Data security needs to achieve three main goals.

  • Confidentiality is privacy. To keep data private, it is necessary to maintain the privacy of each form of data. Not only is the privacy of sensitive data of the utmost priority, but the metadata and transactional data also needs to be safeguarded. There are many ways to secure data as described above, such as encryption, access control, any type of data masking as well as logical preventions.
  • Integrity of data is the non-adulteration of data. No matter what happens, data integrity has to be maintained. Think of the consequences if your surname changes in your voter ID card. Data integrity can be achieved with a little effort. A well audited code also helps in maintaining the integrity of data. Data integrity is of utmost priority in case of revision control systems such as Git or Mercurial.  They allow users to roll back previous versions of saved data. These systems use the SHA-1 algorithm to ensure data has not changed because of any accidental corruption.
  • Availability is the third most important goal. What is the use of that voter ID card if you cannot vote for the upcoming elections? You think of using a bidding application but are prevented from bidding because you cannot access your banking site. Availability can be achieved with widespread Internet enabled access, and this is the topmost aim of any cloud service provider. AWS uses CloudFront to provide low latency in data access.
Figure 9

Figure 9: Data security

Figure 10

Figure 10: Resource provisioning

Figure 11

Figure 11: Best practices for cloud management

Managing your cloud
Management is the key while maintaining the security and integrity of your cloud. This has been a very hot topic since the development of cloud technology. There are tools that provision, monitor and can audit the activity on the cloud.

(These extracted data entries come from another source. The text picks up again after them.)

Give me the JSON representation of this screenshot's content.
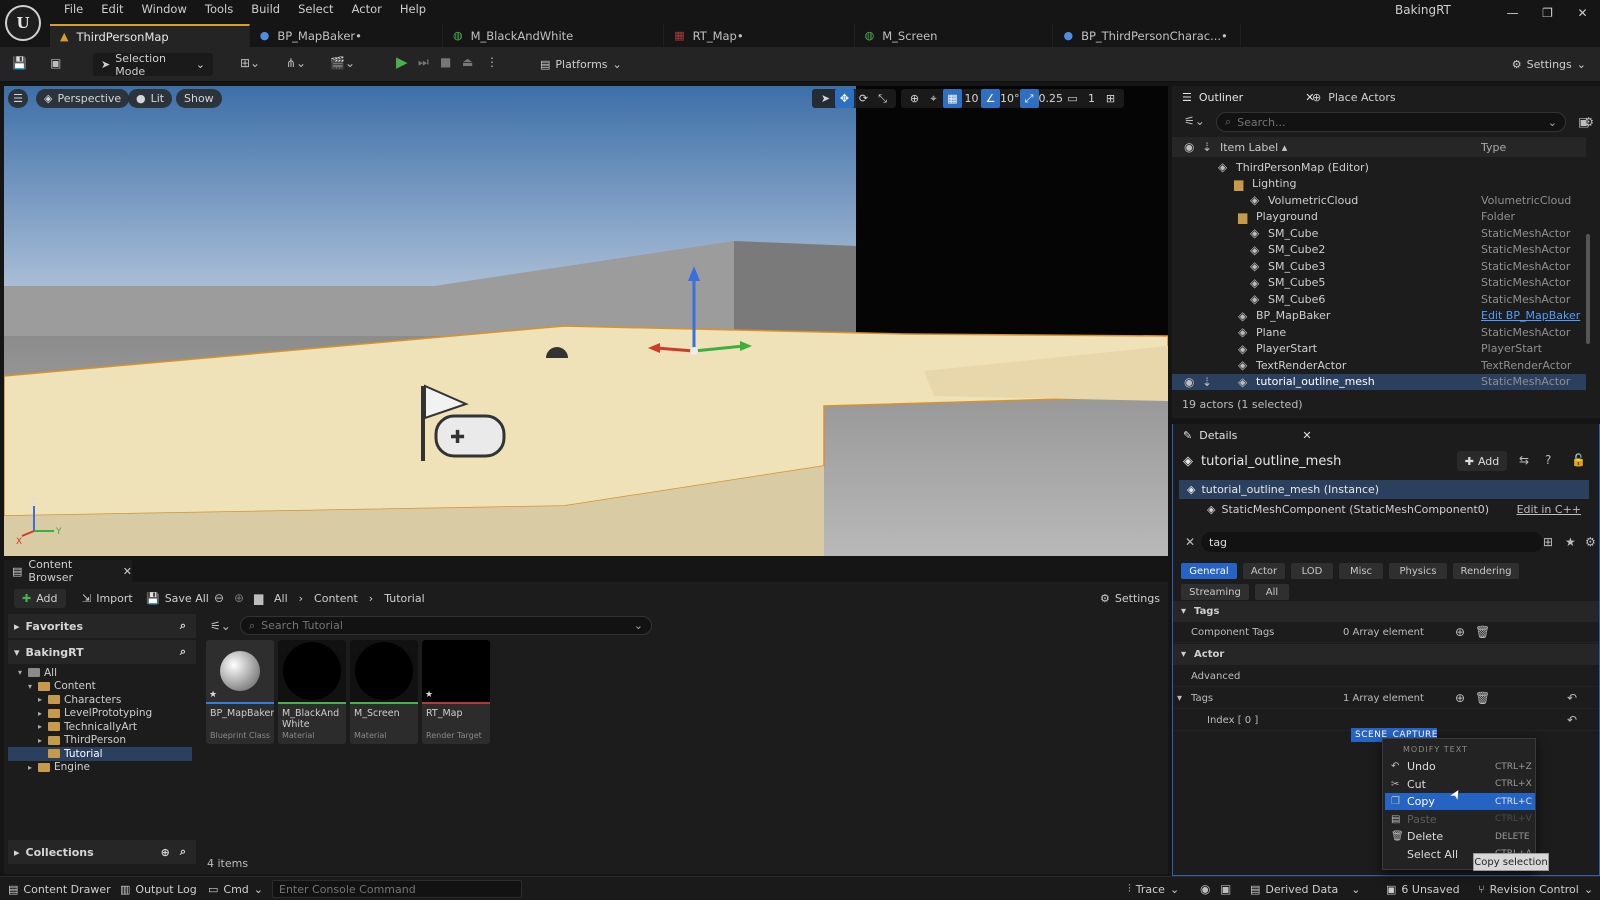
{
  "menu": [
    "File",
    "Edit",
    "Window",
    "Tools",
    "Build",
    "Select",
    "Actor",
    "Help"
  ],
  "app_title": "BakingRT",
  "tabs": [
    {
      "label": "ThirdPersonMap",
      "icon": "level-icon"
    },
    {
      "label": "BP_MapBaker•",
      "icon": "blueprint-icon"
    },
    {
      "label": "M_BlackAndWhite",
      "icon": "material-icon"
    },
    {
      "label": "RT_Map•",
      "icon": "render-target-icon"
    },
    {
      "label": "M_Screen",
      "icon": "material-icon"
    },
    {
      "label": "BP_ThirdPersonCharac...•",
      "icon": "blueprint-icon"
    }
  ],
  "toolbar": {
    "selection_mode": "Selection Mode",
    "platforms": "Platforms",
    "settings": "Settings"
  },
  "viewport": {
    "perspective": "Perspective",
    "lit": "Lit",
    "show": "Show",
    "grid_snap": "10",
    "rot_snap": "10°",
    "scale_snap": "0.25",
    "camera_speed": "1",
    "axis_z": "Z",
    "axis_y": "Y",
    "axis_x": "X"
  },
  "outliner": {
    "tab": "Outliner",
    "tab2": "Place Actors",
    "search_placeholder": "Search...",
    "col_label": "Item Label ▴",
    "col_type": "Type",
    "rows": [
      {
        "label": "ThirdPersonMap (Editor)",
        "type": "",
        "indent": 64,
        "sel": false
      },
      {
        "label": "Lighting",
        "type": "",
        "indent": 80,
        "sel": false
      },
      {
        "label": "VolumetricCloud",
        "type": "VolumetricCloud",
        "indent": 96,
        "sel": false
      },
      {
        "label": "Playground",
        "type": "Folder",
        "indent": 84,
        "sel": false
      },
      {
        "label": "SM_Cube",
        "type": "StaticMeshActor",
        "indent": 96,
        "sel": false
      },
      {
        "label": "SM_Cube2",
        "type": "StaticMeshActor",
        "indent": 96,
        "sel": false
      },
      {
        "label": "SM_Cube3",
        "type": "StaticMeshActor",
        "indent": 96,
        "sel": false
      },
      {
        "label": "SM_Cube5",
        "type": "StaticMeshActor",
        "indent": 96,
        "sel": false
      },
      {
        "label": "SM_Cube6",
        "type": "StaticMeshActor",
        "indent": 96,
        "sel": false
      },
      {
        "label": "BP_MapBaker",
        "type": "Edit BP_MapBaker",
        "indent": 84,
        "sel": false,
        "link": true
      },
      {
        "label": "Plane",
        "type": "StaticMeshActor",
        "indent": 84,
        "sel": false
      },
      {
        "label": "PlayerStart",
        "type": "PlayerStart",
        "indent": 84,
        "sel": false
      },
      {
        "label": "TextRenderActor",
        "type": "TextRenderActor",
        "indent": 84,
        "sel": false
      },
      {
        "label": "tutorial_outline_mesh",
        "type": "StaticMeshActor",
        "indent": 84,
        "sel": true
      }
    ],
    "count": "19 actors (1 selected)"
  },
  "details": {
    "tab": "Details",
    "title": "tutorial_outline_mesh",
    "add": "Add",
    "instance": "tutorial_outline_mesh (Instance)",
    "component": "StaticMeshComponent (StaticMeshComponent0)",
    "edit_cpp": "Edit in C++",
    "search_value": "tag",
    "categories": [
      "General",
      "Actor",
      "LOD",
      "Misc",
      "Physics",
      "Rendering",
      "Streaming",
      "All"
    ],
    "sec_tags": "Tags",
    "component_tags": "Component Tags",
    "component_tags_val": "0 Array element",
    "sec_actor": "Actor",
    "advanced": "Advanced",
    "tags": "Tags",
    "tags_val": "1 Array element",
    "index0": "Index [ 0 ]",
    "tag_value": "SCENE_CAPTURE"
  },
  "content_browser": {
    "tab": "Content Browser",
    "add": "Add",
    "import": "Import",
    "save_all": "Save All",
    "crumbs": [
      "All",
      "Content",
      "Tutorial"
    ],
    "settings": "Settings",
    "favorites": "Favorites",
    "project": "BakingRT",
    "collections": "Collections",
    "search_placeholder": "Search Tutorial",
    "tree": [
      {
        "label": "All",
        "indent": 10,
        "sel": false
      },
      {
        "label": "Content",
        "indent": 20,
        "sel": false
      },
      {
        "label": "Characters",
        "indent": 30,
        "sel": false
      },
      {
        "label": "LevelPrototyping",
        "indent": 30,
        "sel": false
      },
      {
        "label": "TechnicallyArt",
        "indent": 30,
        "sel": false
      },
      {
        "label": "ThirdPerson",
        "indent": 30,
        "sel": false
      },
      {
        "label": "Tutorial",
        "indent": 30,
        "sel": true
      },
      {
        "label": "Engine",
        "indent": 20,
        "sel": false
      }
    ],
    "assets": [
      {
        "name": "BP_MapBaker",
        "type": "Blueprint Class",
        "bar": "#3b7be0"
      },
      {
        "name": "M_BlackAnd White",
        "type": "Material",
        "bar": "#4caf50"
      },
      {
        "name": "M_Screen",
        "type": "Material",
        "bar": "#4caf50"
      },
      {
        "name": "RT_Map",
        "type": "Render Target",
        "bar": "#b03a3a"
      }
    ],
    "count": "4 items"
  },
  "statusbar": {
    "drawer": "Content Drawer",
    "output": "Output Log",
    "cmd": "Cmd",
    "console_placeholder": "Enter Console Command",
    "trace": "Trace",
    "derived": "Derived Data",
    "unsaved": "6 Unsaved",
    "revision": "Revision Control"
  },
  "context_menu": {
    "header": "MODIFY TEXT",
    "items": [
      {
        "label": "Undo",
        "key": "CTRL+Z",
        "state": "normal",
        "icon": "↶"
      },
      {
        "label": "Cut",
        "key": "CTRL+X",
        "state": "normal",
        "icon": "✂"
      },
      {
        "label": "Copy",
        "key": "CTRL+C",
        "state": "hover",
        "icon": "❐"
      },
      {
        "label": "Paste",
        "key": "CTRL+V",
        "state": "disabled",
        "icon": "▤"
      },
      {
        "label": "Delete",
        "key": "DELETE",
        "state": "normal",
        "icon": "🗑"
      },
      {
        "label": "Select All",
        "key": "CTRL+A",
        "state": "normal",
        "icon": ""
      }
    ],
    "tooltip": "Copy selection"
  }
}
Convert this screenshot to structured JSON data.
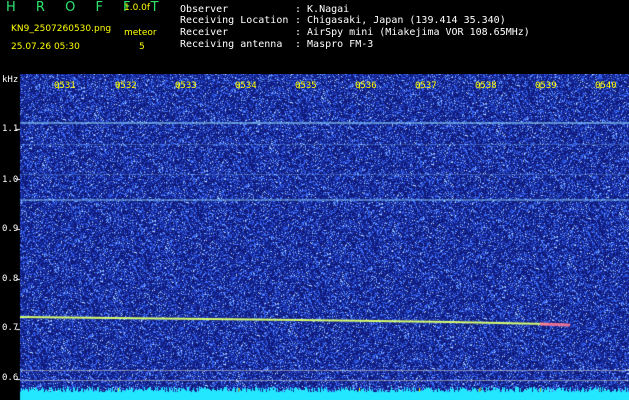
{
  "header": {
    "app_title": "H R O F F T",
    "version": "1.0.0f",
    "filename": "KN9_2507260530.png",
    "meteor_label": "meteor",
    "datetime": "25.07.26 05:30",
    "meteor_count": "5"
  },
  "info": {
    "rows": [
      {
        "label": "Observer",
        "value": ": K.Nagai"
      },
      {
        "label": "Receiving Location",
        "value": ": Chigasaki, Japan (139.414 35.340)"
      },
      {
        "label": "Receiver",
        "value": ": AirSpy mini (Miakejima VOR 108.65MHz)"
      },
      {
        "label": "Receiving antenna",
        "value": ": Maspro FM-3"
      }
    ]
  },
  "spectrogram": {
    "y_unit": "kHz",
    "y_ticks": [
      "1.1",
      "1.0",
      "0.9",
      "0.8",
      "0.7",
      "0.6"
    ],
    "x_ticks": [
      "0531",
      "0532",
      "0533",
      "0534",
      "0535",
      "0536",
      "0537",
      "0538",
      "0539",
      "0540"
    ],
    "background_color": "#101a7a",
    "noise_color": "#3a6cff",
    "trace_color": "#d8ff70",
    "baseline_color": "#23e6ff"
  }
}
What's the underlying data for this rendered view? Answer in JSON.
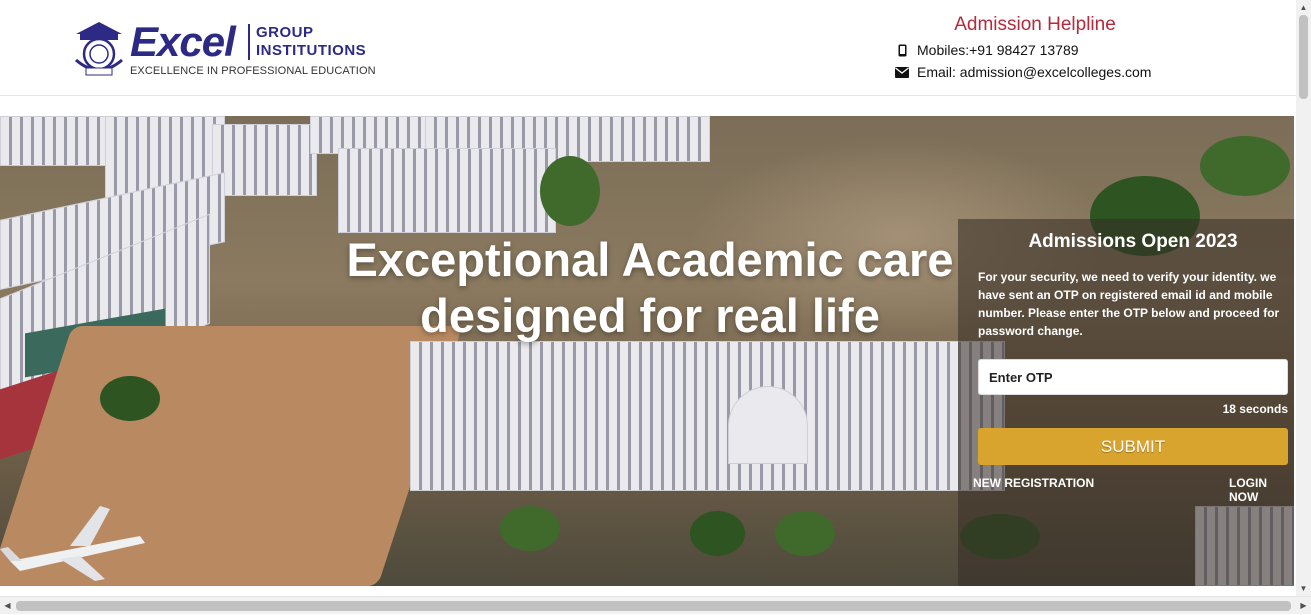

There are technologies that ease the management of the cloud in very huge projects, where management becomes a really tough task. Imagine monitoring and scaling 30,000+ servers behind a shopping website on a regular basis, with this provisioning of servers increasing steeply during sales and offers provided by the sites. Some cloud providers offer dynamic provisioning, while some provide these services on-demand. Generally, there are three types of provisioning supported by cloud providers, which are shown in Figure 10.

A good management of your cloud environment not only ensures the security of your cloud but also plays a key role in using your resources in a very wise, effective and economical way.
Some pointers which enable good management of cloud services are shown in Figure 11.

There are no plug-and-play devices available to ensure the 100 per cent security of anything in this world. The only thing we can do is to take the necessary precautions to prevent damage. We humans are the biggest threat to this world and to cloud security. So, remember, it’s you who can make your security air tight.